- Agronomic: corn
- Energy: energy conservation/efficiency
Grain drying is energy intensive. The rule of thumb for the use of LP for drying is that it takes about 0.02 gallons of LP (1840 BTUs) for each point of moisture dried from corn. Natural air drying can be done for less cost and energy use if grain columns are shallow enough, but can only be done during a limited period in the fall when air conditions are good enough to do this. During a drying period between mid-October and mid-November in the Upper Midwest the air conditions are nearly ideal to dry corn to a moisture content of 15% (the equilibrium moisture content or EMC for corn under those conditions). Beyond mid-November it is increasingly difficult to dry corn to 15% moisture content using ambient air drying without adding heat to lower the relative humidity. For this reason, fan size needs to be adequately large to meet recommended airflow rates to complete drying by about mid-November. Electricity or LP are often used to heat air, but the economic advantage of natural air drying diminishes to the extent that expensive heat sources are used in this way. Although natural air corn drying is less energy intensive and cheaper than LP drying, the time constraints that require large fans for drying still result in substantial electricity consumption to move the required air volume through the grain at the recommended airflow rate. An inexpensive heat source could permit the grain drying season to be extended at least into December, which would result in a small fraction of the energy needed during the normal season for corn drying while maintaining relative humidity of the drying air sufficiently low to dry corn to 15% moisture content.
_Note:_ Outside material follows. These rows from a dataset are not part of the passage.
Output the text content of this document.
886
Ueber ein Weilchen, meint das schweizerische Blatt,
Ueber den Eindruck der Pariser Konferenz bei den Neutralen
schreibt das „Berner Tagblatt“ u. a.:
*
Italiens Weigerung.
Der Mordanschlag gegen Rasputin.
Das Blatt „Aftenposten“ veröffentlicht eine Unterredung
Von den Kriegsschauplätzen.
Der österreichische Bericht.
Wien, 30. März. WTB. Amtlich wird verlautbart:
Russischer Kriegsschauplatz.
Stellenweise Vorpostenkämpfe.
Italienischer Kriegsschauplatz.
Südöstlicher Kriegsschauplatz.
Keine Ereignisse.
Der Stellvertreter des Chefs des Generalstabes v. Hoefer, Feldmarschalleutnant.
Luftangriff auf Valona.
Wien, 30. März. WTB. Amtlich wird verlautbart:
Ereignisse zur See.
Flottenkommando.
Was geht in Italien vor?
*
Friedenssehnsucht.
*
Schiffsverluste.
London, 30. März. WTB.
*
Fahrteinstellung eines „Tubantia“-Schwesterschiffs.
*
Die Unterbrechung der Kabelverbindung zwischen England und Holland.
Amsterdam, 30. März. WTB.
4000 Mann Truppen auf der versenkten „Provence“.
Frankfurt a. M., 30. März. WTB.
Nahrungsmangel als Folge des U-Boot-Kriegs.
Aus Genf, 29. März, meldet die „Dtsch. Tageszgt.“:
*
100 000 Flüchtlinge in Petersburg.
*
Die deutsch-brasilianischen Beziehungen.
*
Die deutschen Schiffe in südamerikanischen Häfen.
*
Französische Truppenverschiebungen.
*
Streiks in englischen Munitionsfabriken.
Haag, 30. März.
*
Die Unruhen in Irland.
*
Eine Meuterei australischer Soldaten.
Cutting drying airflow rates in half and doubling the drying period would move the same volume of air through a grain column but reduce the required fan to only 19% as large and would accomplish drying using about 40% of the energy for fan operation. During the winter soil temperatures remain warmer than air temperatures and closer to the average annual temperature. In early October air and soil temperatures are very close. But by late December soil temperatures 4 feet below the surface in northern Iowa are 15 to 20 degrees warmer than air temperatures. In this project, ground-stored heat will be collected by circulating antifreeze through buried polypropylene water lines to a heat exchanger in front of the drying fan allowing the drying air temperature to be optimized throughout an extended drying period for very little additional energy cost for pumping water. Flow from each loop will be controlled separately so that the size requirements of the heat field can be matched to needed airflow volumes and rates as determined by the ability to maintain temperature during the drying season. Cost of drying at static pressures will be determined by using two bins with fan plenums in close proximity. The bins will be filled with 2500 and 3000 (roughly 21% moisture content) bushels of corn and connected to a common plenum with a single heat exchanger that will heat air for both bins. A fan (1/2 h.p. for 2500 bushels and 3/4 h.p. for 3000 bushels) for each bin will deliver an air volume calculated to dry the corn by mid to late December. Incoming and outgoing water and air temperatures and progress of the drying front will be monitored throughout the drying period. Electricity consumption will be monitored through the Load Control Center provided by the utility.
Project objectives from proposal:
- Use ground-stored heat as an inexpensive way to increase drying temperatures in natural air grain drying enough to extend the drying period well beyond what would normally be considered the end of the natural air drying period, thus decreasing energy use and cost of drying.
- Benefit the environment by reducing energy consumption during the grain drying process using ground-stored heat drying method.
- Enable farmers to maximize profit by reducing energy consumption during the grain drying process using ground-stored heat drying method.
- Improve use of the local electrical grid through the use of smaller fans spread out over greater time periods that are more amenable to using interruptible power to help reduce peak demand magnitudes, thus helping to avoid the need for additional power production capacity.